We have presented a four-stage hybrid pipeline for generating clinical-grade synthetic medical data that targets 94% TSTR fidelity — a substantial improvement over the 65–75% typical of rule-based generators. The architecture combines the clinical coherence of Synthea's trajectory models, the distributional accuracy of CTGAN and TabDDPM correction, the narrative completeness of LLM-generated clinical text, and the rigor of a six-layer automated validation suite.

The key contribution is architectural: by composing methods with complementary failure modes into a staged pipeline with explicit quality gates, we project synthetic data quality sufficient for training clinical AI models that perform comparably to models trained on real patient data. This has immediate practical implications for health systems seeking to accelerate AI development, share data across institutional boundaries, and augment limited real-world datasets for rare conditions.

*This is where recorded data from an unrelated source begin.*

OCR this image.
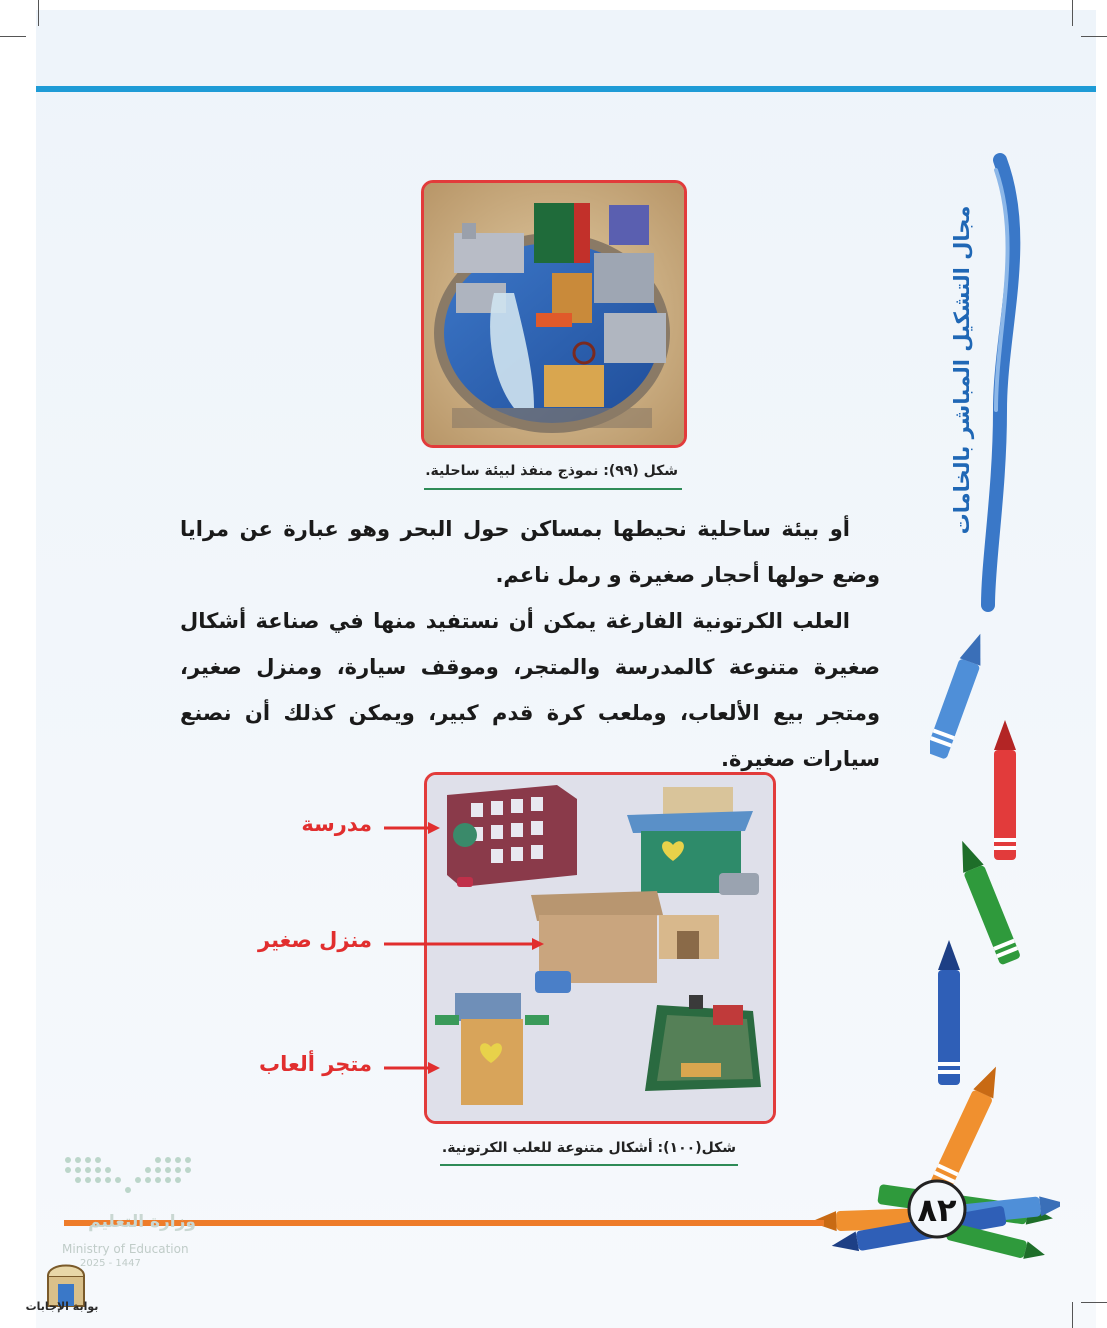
مجال التشكيل المباشر بالخامات
٨٢
شكل (٩٩): نموذج منفذ لبيئة ساحلية.

أو بيئة ساحلية نحيطها بمساكن حول البحر وهو عبارة عن مرايا وضع حولها أحجار صغيرة و رمل ناعم.

العلب الكرتونية الفارغة يمكن أن نستفيد منها في صناعة أشكال صغيرة متنوعة كالمدرسة والمتجر، وموقف سيارة، ومنزل صغير، ومتجر بيع الألعاب، وملعب كرة قدم كبير، ويمكن كذلك أن نصنع سيارات صغيرة.

شكل(١٠٠): أشكال متنوعة للعلب الكرتونية.
مدرسة
منزل صغير
متجر ألعاب
وزارة التعليم
Ministry of Education
2025 - 1447
بوابة الإجابات
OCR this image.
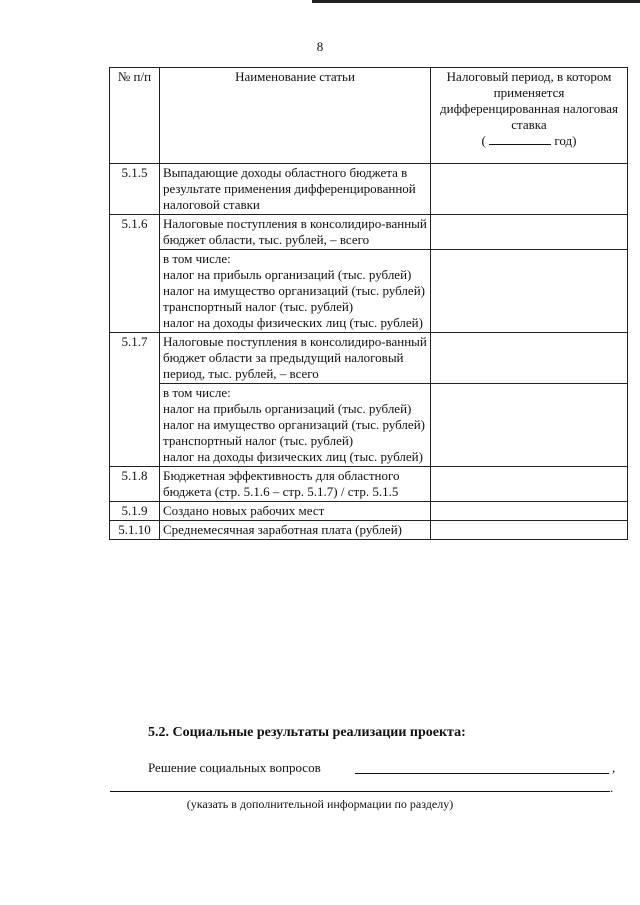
8
№ п/п	Наименование статьи	Налоговый период, в котором применяется дифференцированная налоговая ставка
( год)
5.1.5	Выпадающие доходы областного бюджета в результате применения дифференцированной налоговой ставки	
5.1.6	Налоговые поступления в консолидиро-ванный бюджет области, тыс. рублей, – всего	

	в том числе:
налог на прибыль организаций (тыс. рублей)
налог на имущество организаций (тыс. рублей)
транспортный налог (тыс. рублей)
налог на доходы физических лиц (тыс. рублей)	

5.1.7	Налоговые поступления в консолидиро-ванный бюджет области за предыдущий налоговый период, тыс. рублей, – всего	

	в том числе:
налог на прибыль организаций (тыс. рублей)
налог на имущество организаций (тыс. рублей)
транспортный налог (тыс. рублей)
налог на доходы физических лиц (тыс. рублей)	

5.1.8	Бюджетная эффективность для областного бюджета (стр. 5.1.6 – стр. 5.1.7) / стр. 5.1.5	
5.1.9	Создано новых рабочих мест	
5.1.10	Среднемесячная заработная плата (рублей)	
5.2. Социальные результаты реализации проекта:
Решение социальных вопросов	,
.
(указать в дополнительной информации по разделу)
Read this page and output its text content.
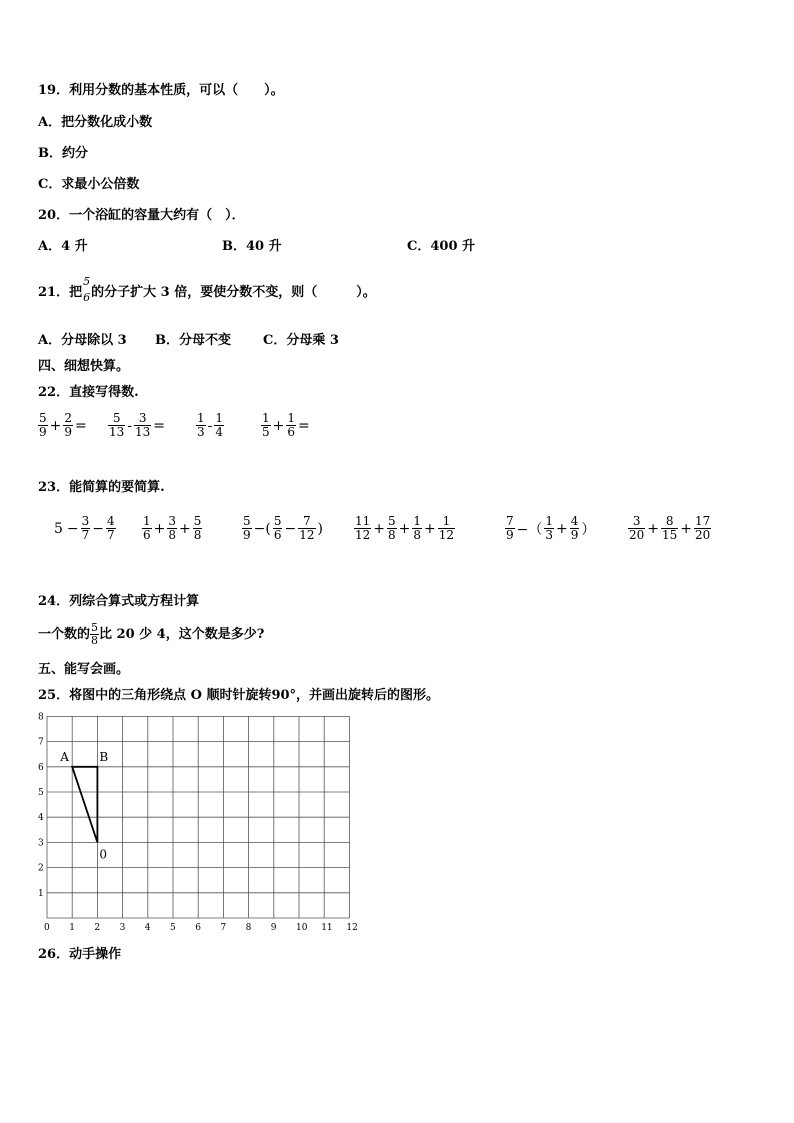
19．利用分数的基本性质，可以（　　）。
A．把分数化成小数
B．约分
C．求最小公倍数
20．一个浴缸的容量大约有（　）．
A．4 升	B．40 升	C．400 升
21．把
5
6 的分子扩大 3 倍，要使分数不变，则（　　　）。
A．分母除以 3 B．分母不变 C．分母乘 3
四、细想快算。
22．直接写得数.
$\frac{5}{9} + \frac{2}{9} = \frac{5}{13} - \frac{3}{13}$ =	$\frac{1}{3} - \frac{1}{4}$	$\frac{1}{5} + \frac{1}{6}$ =
23．能简算的要简算.
$5 - \frac{3}{7} - \frac{4}{7} \frac{1}{6} + \frac{3}{8} + \frac{5}{8}$	$\frac{5}{9}$ −( $\frac{5}{6} - \frac{7}{12}$ )	$\frac{11}{12} + \frac{5}{8} + \frac{1}{8} + \frac{1}{12}$	$\frac{7}{9}$ −（ $\frac{1}{3} + \frac{4}{9}$ ）	$\frac{3}{20} + \frac{8}{15} + \frac{17}{20}$
24．列综合算式或方程计算
一个数的 $\frac{5}{8}$ 比 20 少 4，这个数是多少?
五、能写会画。
25．将图中的三角形绕点 O 顺时针旋转90°，并画出旋转后的图形。
0 1 2 3 4 5 6 7 8 9 10 11 12
1
2
3
4
5
6
7
8
A	B
0
26．动手操作
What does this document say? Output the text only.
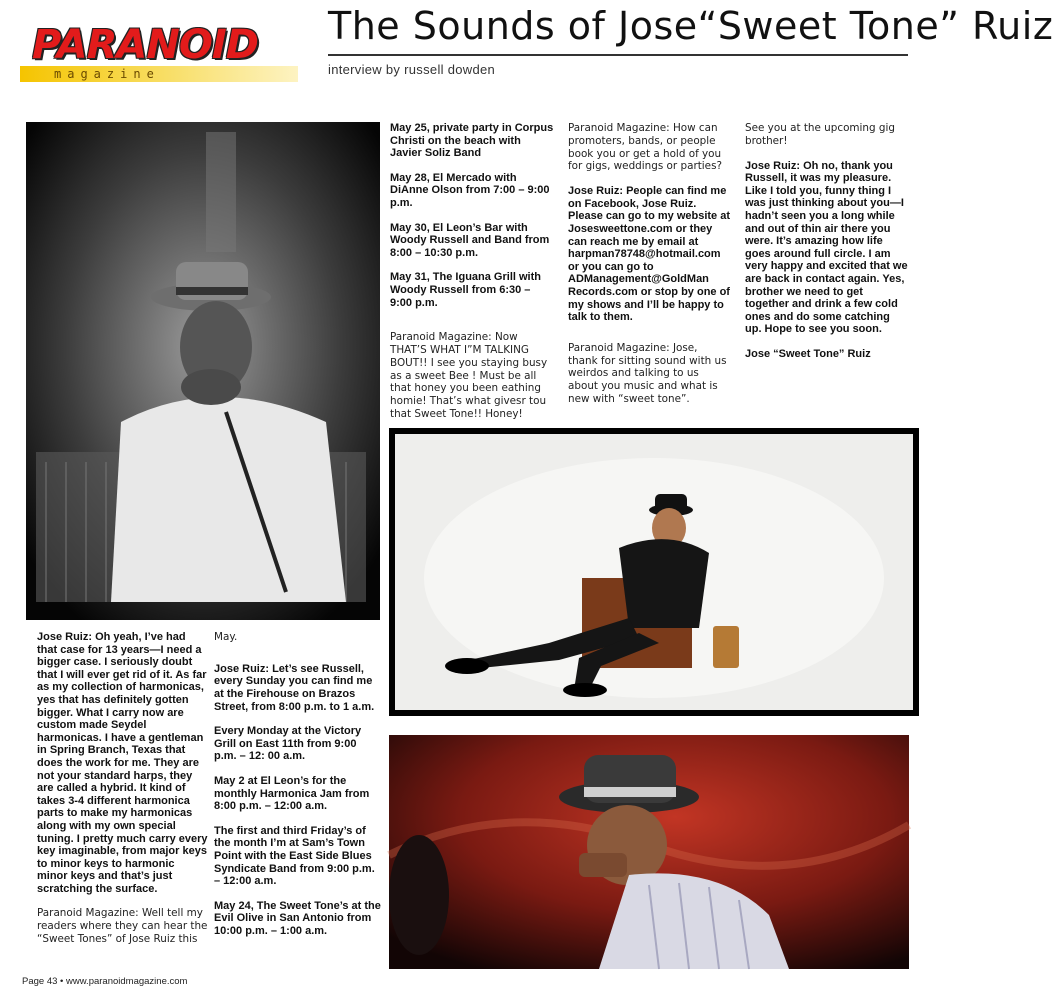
PARANOID
magazine
The Sounds of Jose“Sweet Tone” Ruiz
interview by russell dowden

Jose Ruiz: Oh yeah, I’ve had that case for 13 years—I need a bigger case. I seriously doubt that I will ever get rid of it. As far as my collection of harmonicas, yes that has definitely gotten bigger. What I carry now are custom made Seydel harmonicas. I have a gentleman in Spring Branch, Texas that does the work for me. They are not your standard harps, they are called a hybrid. It kind of takes 3-4 different harmonica parts to make my harmonicas along with my own special tuning. I pretty much carry every key imaginable, from major keys to minor keys to harmonic minor keys and that’s just scratching the surface.

Paranoid Magazine: Well tell my readers where they can hear the “Sweet Tones” of Jose Ruiz this

May.

Jose Ruiz: Let’s see Russell, every Sunday you can find me at the Firehouse on Brazos Street, from 8:00 p.m. to 1 a.m.

Every Monday at the Victory Grill on East 11th from 9:00 p.m. – 12: 00 a.m.

May 2 at El Leon’s for the monthly Harmonica Jam from 8:00 p.m. – 12:00 a.m.

The first and third Friday’s of the month I’m at Sam’s Town Point with the East Side Blues Syndicate Band from 9:00 p.m. – 12:00 a.m.

May 24, The Sweet Tone’s at the Evil Olive in San Antonio from 10:00 p.m. – 1:00 a.m.

May 25, private party in Corpus Christi on the beach with Javier Soliz Band

May 28, El Mercado with DiAnne Olson from 7:00 – 9:00 p.m.

May 30, El Leon’s Bar with Woody Russell and Band from 8:00 – 10:30 p.m.

May 31, The Iguana Grill with Woody Russell from 6:30 – 9:00 p.m.

Paranoid Magazine: Now THAT’S WHAT I”M TALKING BOUT!! I see you staying busy as a sweet Bee ! Must be all that honey you been eathing homie! That’s what givesr tou that Sweet Tone!! Honey!

Paranoid Magazine: How can promoters, bands, or people book you or get a hold of you for gigs, weddings or parties?

Jose Ruiz: People can find me on Facebook, Jose Ruiz. Please can go to my website at Josesweettone.com or they can reach me by email at harpman78748@hotmail.com or you can go to ADManagement@GoldMan Records.com or stop by one of my shows and I’ll be happy to talk to them.

Paranoid Magazine: Jose, thank for sitting sound with us weirdos and talking to us about you music and what is new with “sweet tone”.

See you at the upcoming gig brother!

Jose Ruiz: Oh no, thank you Russell, it was my pleasure. Like I told you, funny thing I was just thinking about you—I hadn’t seen you a long while and out of thin air there you were. It’s amazing how life goes around full circle. I am very happy and excited that we are back in contact again. Yes, brother we need to get together and drink a few cold ones and do some catching up. Hope to see you soon.

Jose “Sweet Tone” Ruiz

Page 43 • www.paranoidmagazine.com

Full experimental validation is underway. We invite the clinical informatics community to evaluate this architecture and contribute to benchmarking efforts as MIMIC-IV and eICU evaluations are completed. Code and reproducibility materials will be made available upon publication of benchmark results.

The goal is not synthetic data for its own sake. The goal is clinical AI that works — trained faster, validated more thoroughly, and deployed more safely because high-fidelity synthetic data removed the bottleneck.